As a bonus, she offered to waive her fee if she failed to find the company a candidate. O.penVape signed a contract.

Humiston continued to follow up with companies from the trade show, and in late August of 2015 she connected with cannabis business consulting firm Canna Advisors.

The company told Humiston they were no longer interested in paying their current search firm 20 percent of the first year salary of the jobs they were filling. Since Humiston was a novice, they offered her $2,000 per position to fill openings for a construction project manager, a technical writer and an executive assistant.

"A light bulb went off in my head like, 'Oh my God, there are companies out there charging 20 percent of annual salary,'" says Humiston. "At this point, I had this coming-to-Jesus moment that I needed to go out and hire other people who had experience in recruiting, who had experience in client acquisition — and that's really when our business started taking off."

Photo courtesy of Vangst

Humiston used the revenue from filling the jobs at Canna Advisors to make her first real hire. In 2016, as the company started to fill more senior-level positions, she changed its name from Gradujuana to Vangst Talent Network.

"Vangst means 'catch' in Dutch," says Humiston, who now has 25 employees. "I'm part Dutch, and the idea was we were catching the top talent, and it wasn't just interns and recent grads."

Canna Advisors is still a client of Humiston's today, and Vangst has placed eight or nine employees with the small firm, including a VP of business development.

"I've used a combination of internal HR people and recruiting agencies, and I just find that Karson's staff are really great hunters and good at reaching out and finding talent who might not be looking," says co-founder Diane Czarkowski.

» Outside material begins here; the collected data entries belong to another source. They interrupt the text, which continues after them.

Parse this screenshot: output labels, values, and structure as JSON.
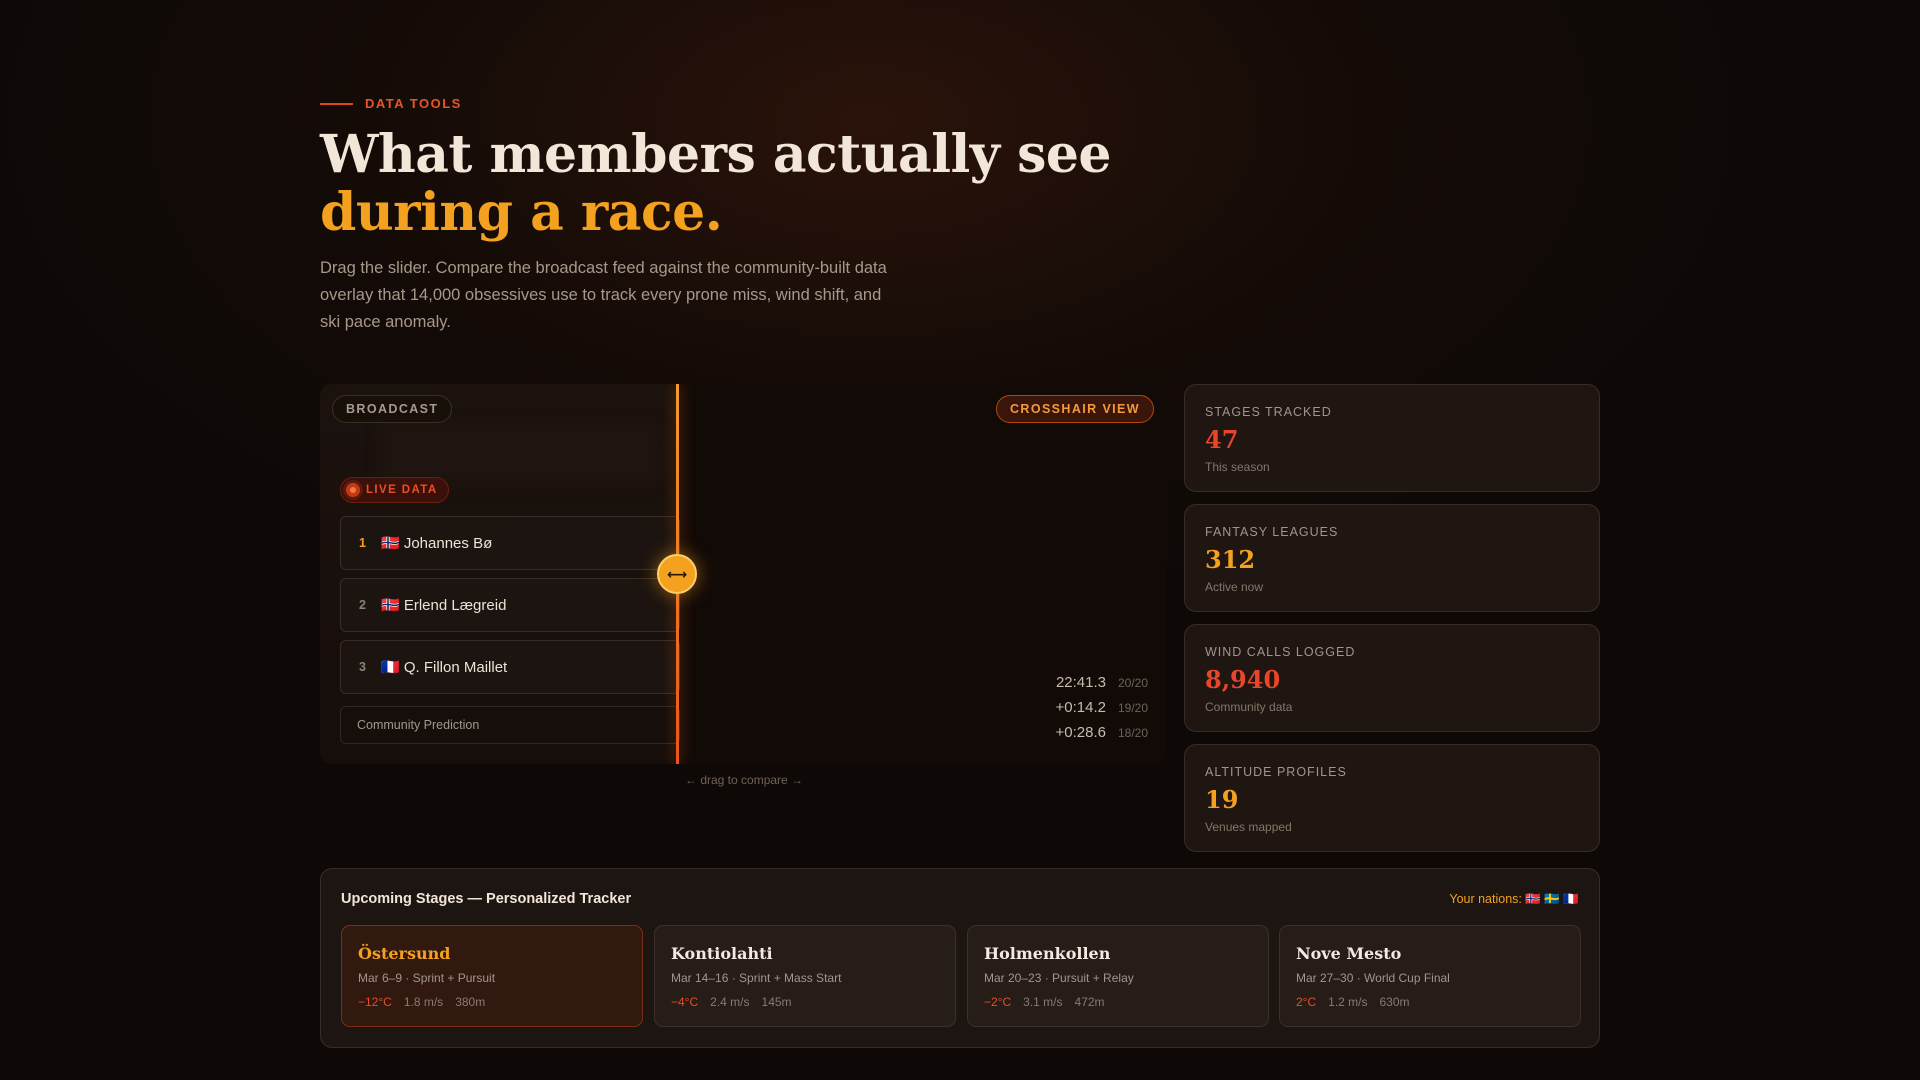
{
  "eyebrow": "DATA TOOLS",
  "headline": {
    "line1": "What members actually see",
    "line2": "during a race."
  },
  "lede": "Drag the slider. Compare the broadcast feed against the community-built data overlay that 14,000 obsessives use to track every prone miss, wind shift, and ski pace anomaly.",
  "compare": {
    "broadcast_label": "BROADCAST",
    "crosshair_label": "CROSSHAIR VIEW",
    "live_label": "LIVE DATA",
    "rankings": [
      {
        "rank": "1",
        "name": "🇳🇴 Johannes Bø"
      },
      {
        "rank": "2",
        "name": "🇳🇴 Erlend Lægreid"
      },
      {
        "rank": "3",
        "name": "🇫🇷 Q. Fillon Maillet"
      }
    ],
    "prediction_label": "Community Prediction",
    "times": [
      {
        "time": "22:41.3",
        "shots": "20/20"
      },
      {
        "time": "+0:14.2",
        "shots": "19/20"
      },
      {
        "time": "+0:28.6",
        "shots": "18/20"
      }
    ],
    "handle_icon": "⟷",
    "drag_hint": "← drag to compare →"
  },
  "stats": [
    {
      "label": "STAGES TRACKED",
      "value": "47",
      "sub": "This season",
      "color": "#e8462a"
    },
    {
      "label": "FANTASY LEAGUES",
      "value": "312",
      "sub": "Active now",
      "color": "#f3a11f"
    },
    {
      "label": "WIND CALLS LOGGED",
      "value": "8,940",
      "sub": "Community data",
      "color": "#e8462a"
    },
    {
      "label": "ALTITUDE PROFILES",
      "value": "19",
      "sub": "Venues mapped",
      "color": "#f3a11f"
    }
  ],
  "upcoming": {
    "title": "Upcoming Stages — Personalized Tracker",
    "nations": "Your nations: 🇳🇴 🇸🇪 🇫🇷",
    "stages": [
      {
        "name": "Östersund",
        "date": "Mar 6–9 · Sprint + Pursuit",
        "temp": "−12°C",
        "wind": "1.8 m/s",
        "alt": "380m"
      },
      {
        "name": "Kontiolahti",
        "date": "Mar 14–16 · Sprint + Mass Start",
        "temp": "−4°C",
        "wind": "2.4 m/s",
        "alt": "145m"
      },
      {
        "name": "Holmenkollen",
        "date": "Mar 20–23 · Pursuit + Relay",
        "temp": "−2°C",
        "wind": "3.1 m/s",
        "alt": "472m"
      },
      {
        "name": "Nove Mesto",
        "date": "Mar 27–30 · World Cup Final",
        "temp": "2°C",
        "wind": "1.2 m/s",
        "alt": "630m"
      }
    ]
  }
}
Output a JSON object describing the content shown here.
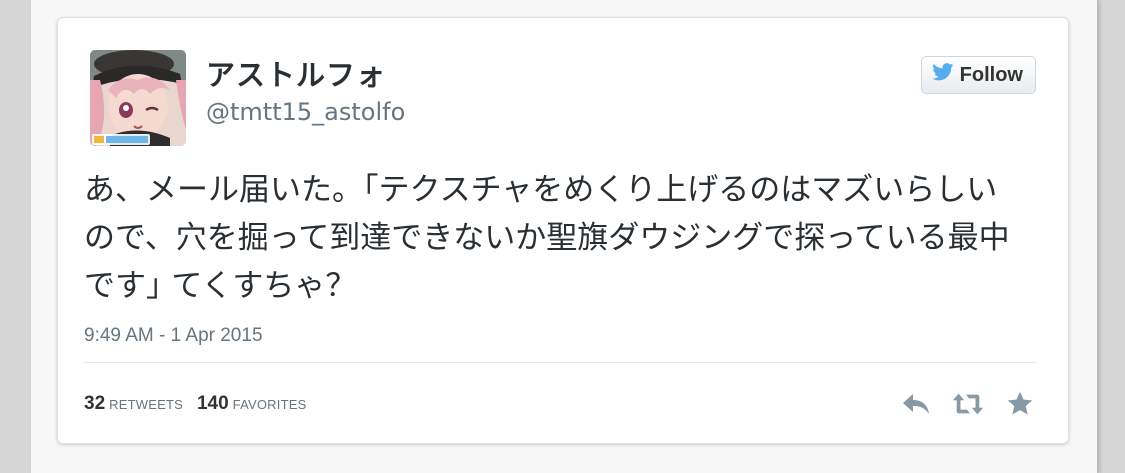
{
  "tweet": {
    "author": {
      "display_name": "アストルフォ",
      "screen_name": "@tmtt15_astolfo",
      "avatar": "avatar-illustration"
    },
    "follow_button": {
      "label": "Follow",
      "icon": "twitter-bird-icon"
    },
    "text": "あ、メール届いた。｢テクスチャをめくり上げるのはマズいらしいので、穴を掘って到達できないか聖旗ダウジングで探っている最中です｣ てくすちゃ？",
    "timestamp": "9:49 AM - 1 Apr 2015",
    "stats": {
      "retweets_count": "32",
      "retweets_label": "RETWEETS",
      "favorites_count": "140",
      "favorites_label": "FAVORITES"
    },
    "actions": [
      "reply-icon",
      "retweet-icon",
      "favorite-icon"
    ]
  },
  "colors": {
    "twitter_blue": "#55acee",
    "icon_gray": "#8899a6",
    "text_dark": "#292f33",
    "text_muted": "#66757f"
  }
}
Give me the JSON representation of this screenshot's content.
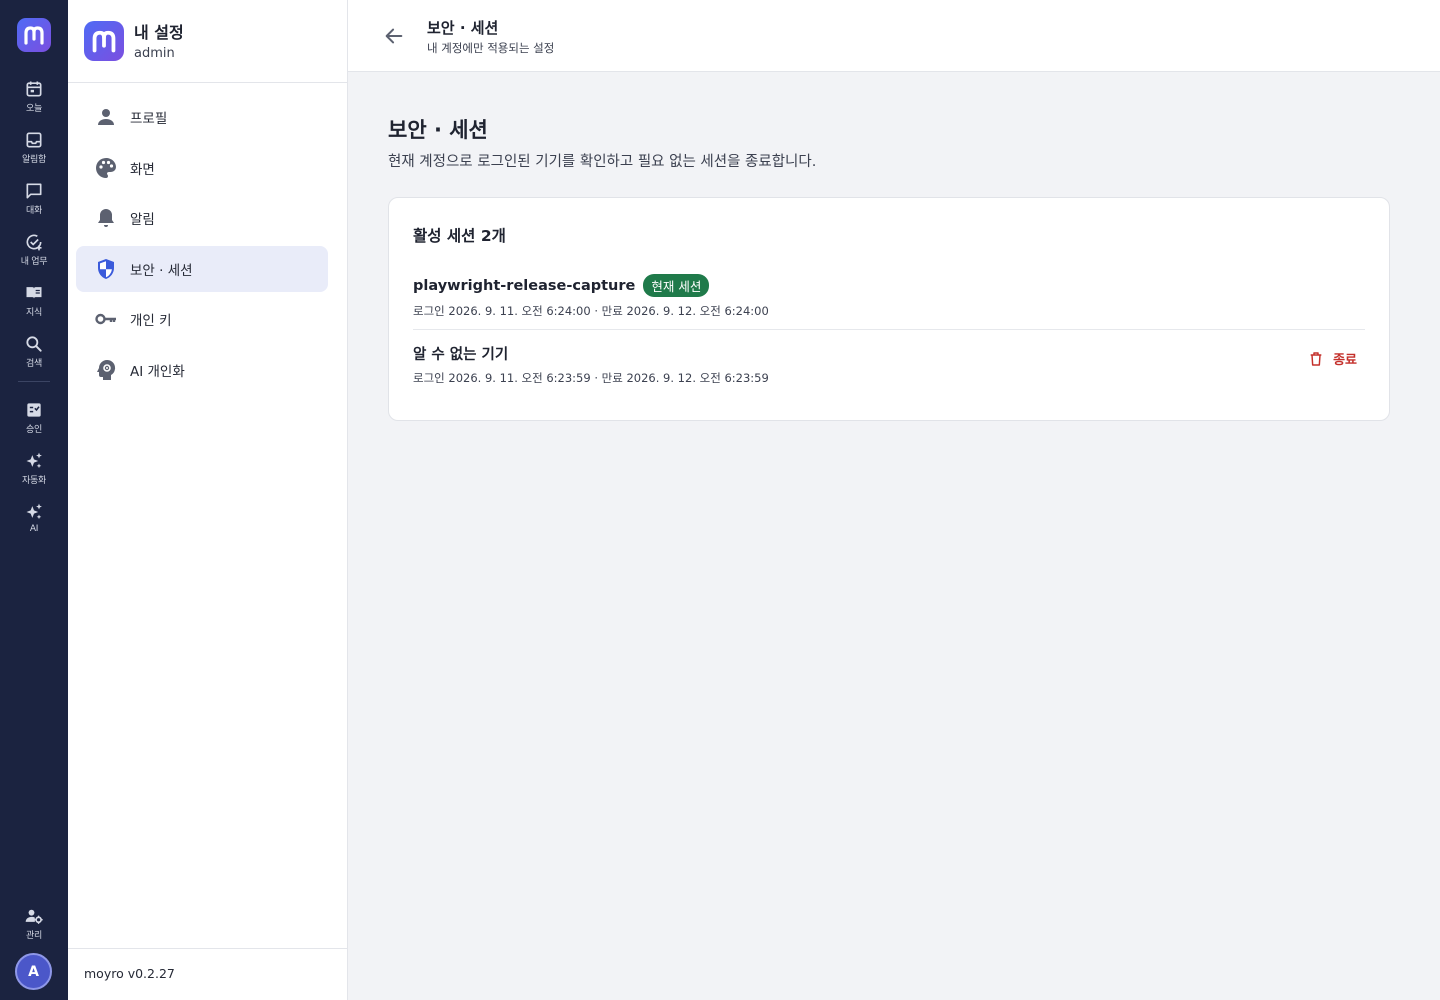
{
  "rail": {
    "items": [
      {
        "label": "오늘",
        "icon": "calendar-icon"
      },
      {
        "label": "알림함",
        "icon": "inbox-icon"
      },
      {
        "label": "대화",
        "icon": "chat-icon"
      },
      {
        "label": "내 업무",
        "icon": "task-check-icon"
      },
      {
        "label": "지식",
        "icon": "book-icon"
      },
      {
        "label": "검색",
        "icon": "search-icon"
      },
      {
        "label": "승인",
        "icon": "approval-icon"
      },
      {
        "label": "자동화",
        "icon": "sparkle-icon"
      },
      {
        "label": "AI",
        "icon": "ai-sparkle-icon"
      }
    ],
    "admin_label": "관리",
    "avatar": "A"
  },
  "sidebar": {
    "title": "내 설정",
    "user": "admin",
    "items": [
      {
        "label": "프로필",
        "icon": "person-icon"
      },
      {
        "label": "화면",
        "icon": "palette-icon"
      },
      {
        "label": "알림",
        "icon": "bell-icon"
      },
      {
        "label": "보안 · 세션",
        "icon": "shield-icon",
        "active": true
      },
      {
        "label": "개인 키",
        "icon": "key-icon"
      },
      {
        "label": "AI 개인화",
        "icon": "ai-head-icon"
      }
    ],
    "version": "moyro v0.2.27"
  },
  "topbar": {
    "title": "보안 · 세션",
    "subtitle": "내 계정에만 적용되는 설정"
  },
  "main": {
    "title": "보안 · 세션",
    "description": "현재 계정으로 로그인된 기기를 확인하고 필요 없는 세션을 종료합니다.",
    "card_title": "활성 세션 2개",
    "sessions": [
      {
        "device": "playwright-release-capture",
        "badge": "현재 세션",
        "meta": "로그인 2026. 9. 11. 오전 6:24:00 · 만료 2026. 9. 12. 오전 6:24:00"
      },
      {
        "device": "알 수 없는 기기",
        "meta": "로그인 2026. 9. 11. 오전 6:23:59 · 만료 2026. 9. 12. 오전 6:23:59",
        "action": "종료"
      }
    ]
  },
  "colors": {
    "rail_bg": "#1b2340",
    "accent": "#4f6bf5",
    "active_nav_bg": "#e9ecf9",
    "badge_green": "#1f7a4a",
    "danger": "#c4302b"
  }
}
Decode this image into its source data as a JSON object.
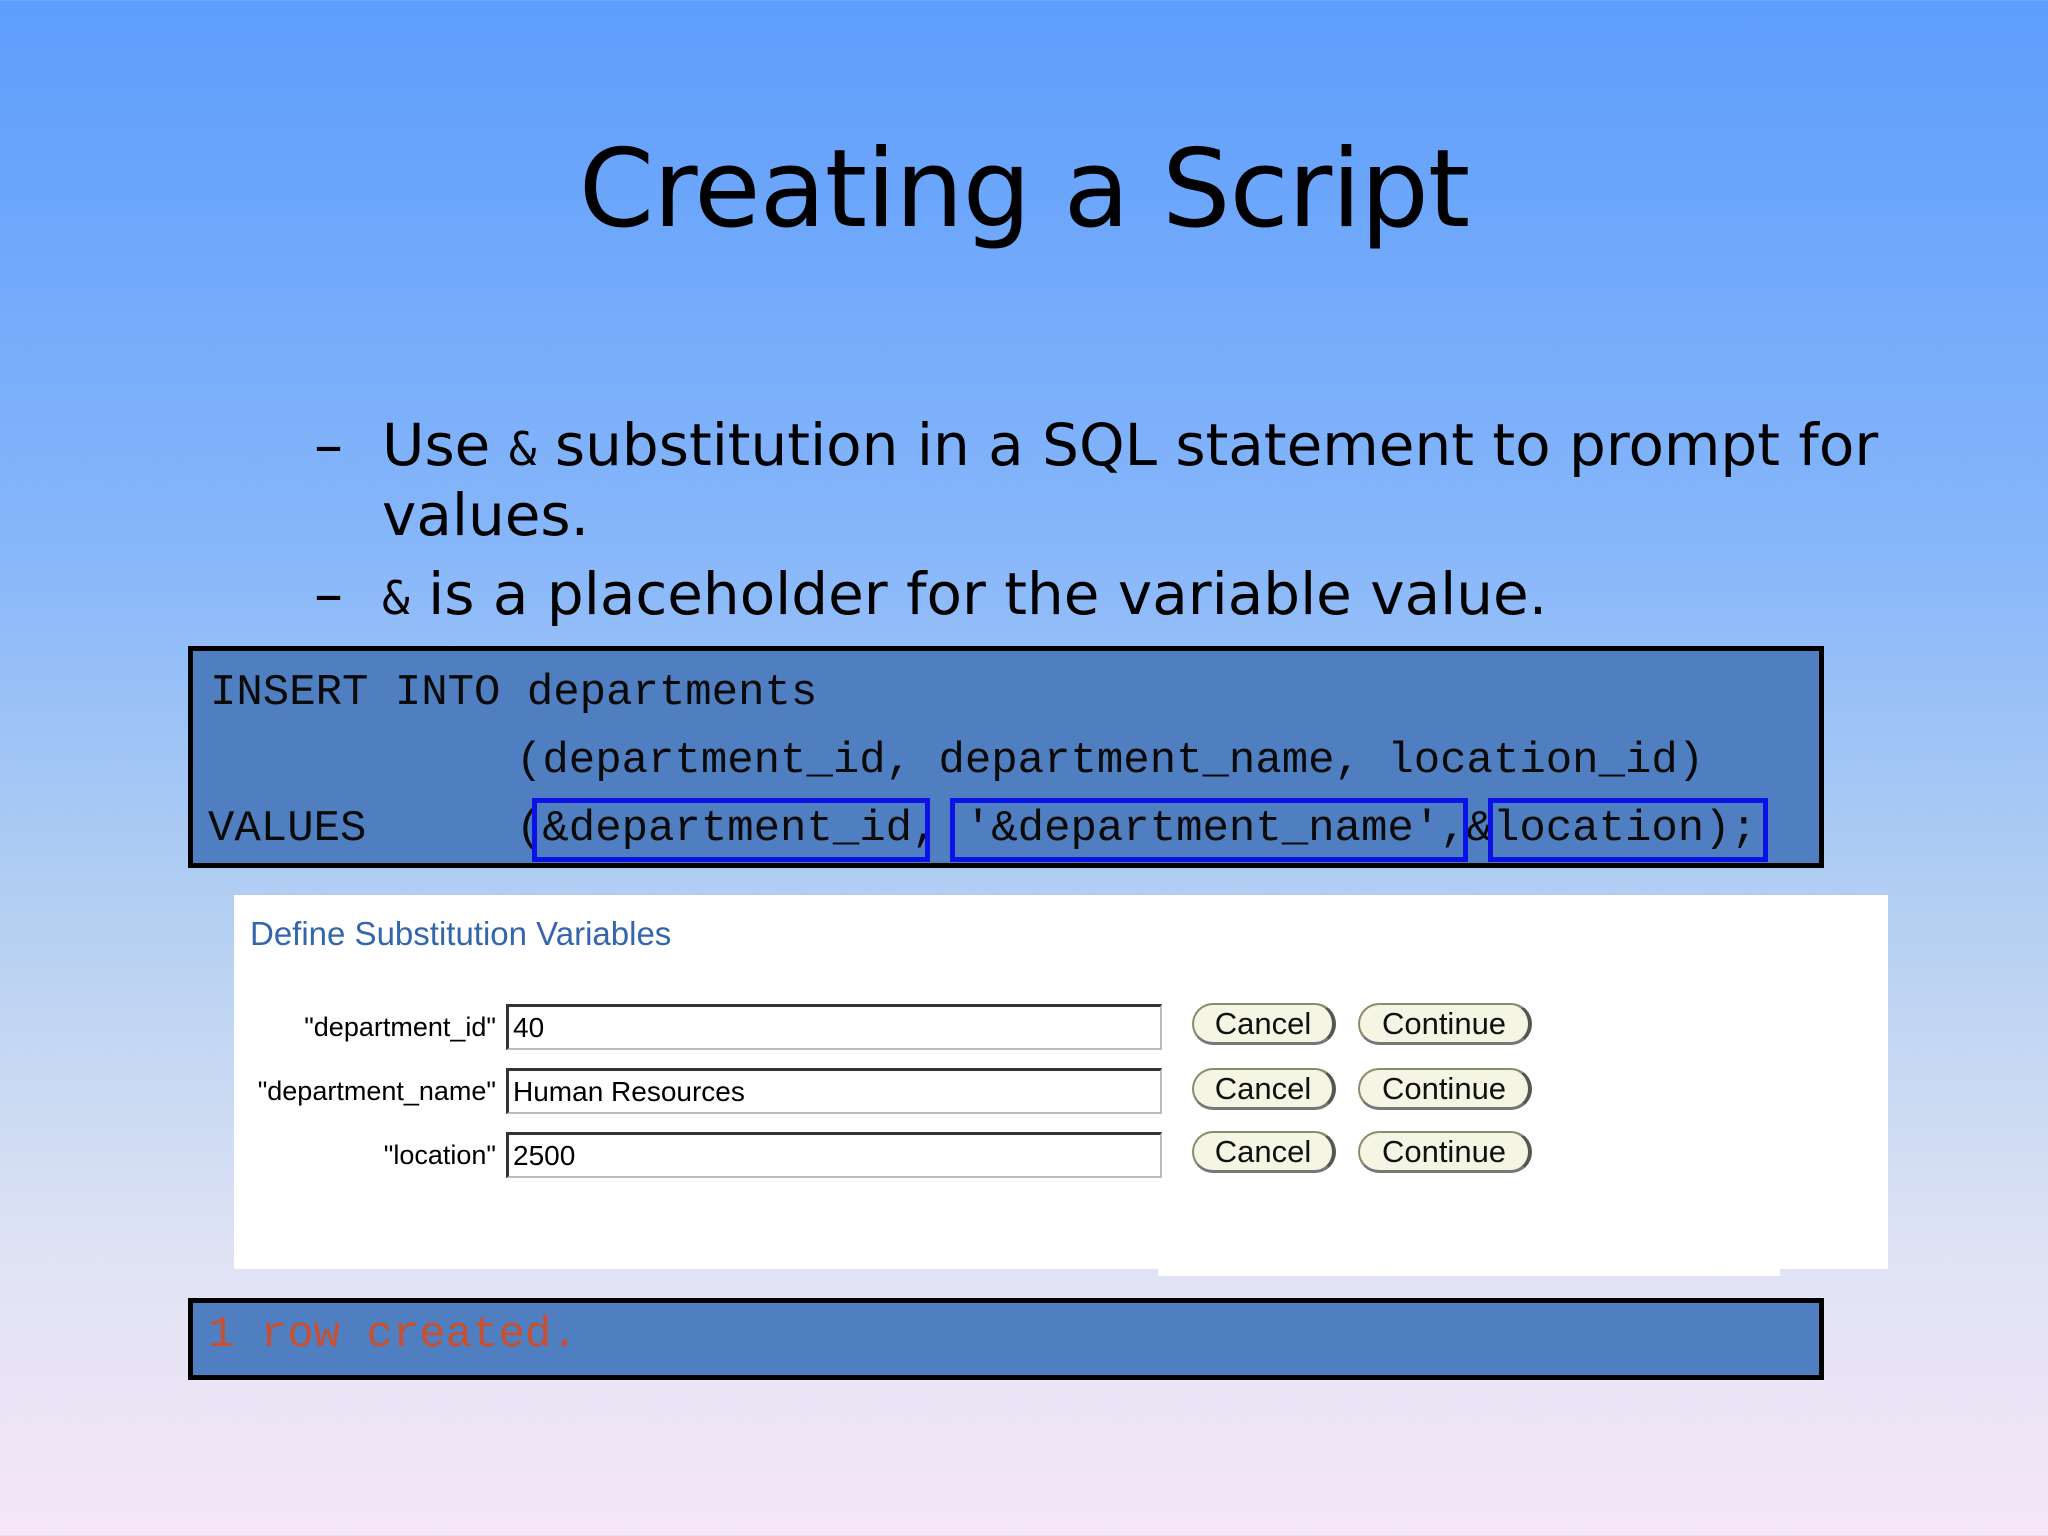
{
  "slide": {
    "title": "Creating a Script",
    "bullets": [
      {
        "dash": "–",
        "before": "Use ",
        "amp": "&",
        "after": " substitution in a SQL statement to prompt for",
        "line2": "values."
      },
      {
        "dash": "–",
        "amp": "&",
        "after": " is a placeholder for the variable value."
      }
    ]
  },
  "code": {
    "line1": "INSERT INTO departments",
    "line2": "(department_id, department_name, location_id)",
    "line3_keyword": "VALUES",
    "line3_values": "(&department_id, '&department_name',&location);"
  },
  "dialog": {
    "title": "Define Substitution Variables",
    "rows": [
      {
        "label": "\"department_id\"",
        "value": "40",
        "cancel": "Cancel",
        "continue": "Continue"
      },
      {
        "label": "\"department_name\"",
        "value": "Human Resources",
        "cancel": "Cancel",
        "continue": "Continue"
      },
      {
        "label": "\"location\"",
        "value": "2500",
        "cancel": "Cancel",
        "continue": "Continue"
      }
    ]
  },
  "result": {
    "text": "1 row created."
  },
  "colors": {
    "highlight_border": "#0a12e6",
    "code_background": "#4f7fc1",
    "result_text": "#c8502e",
    "dialog_title": "#3366aa"
  }
}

On the success of Vangst Talent Network, Humiston held a cannabis career summit in Denver in 2016, and launched online platform Vangsters in August 2017.

There are 12,000 candidates, 53 companies and roughly 200 job openings on the platform so far, but Humiston says one of her biggest challenges is still helping companies overcome the stereotypes associated with the industry.

She recalls helping a client in San Francisco pull talent from a luxury brand to work as a retail store manager at their company.

"Convincing people to leave being a manager at Neiman Marcus or Chanel to manage a dispensary is a transition, and people aren't exactly comfortable with the industry yet," says Humiston. "So as a company, we have an obligation to educate our candidates on the industry, on where the industry is going and where the opportunities are."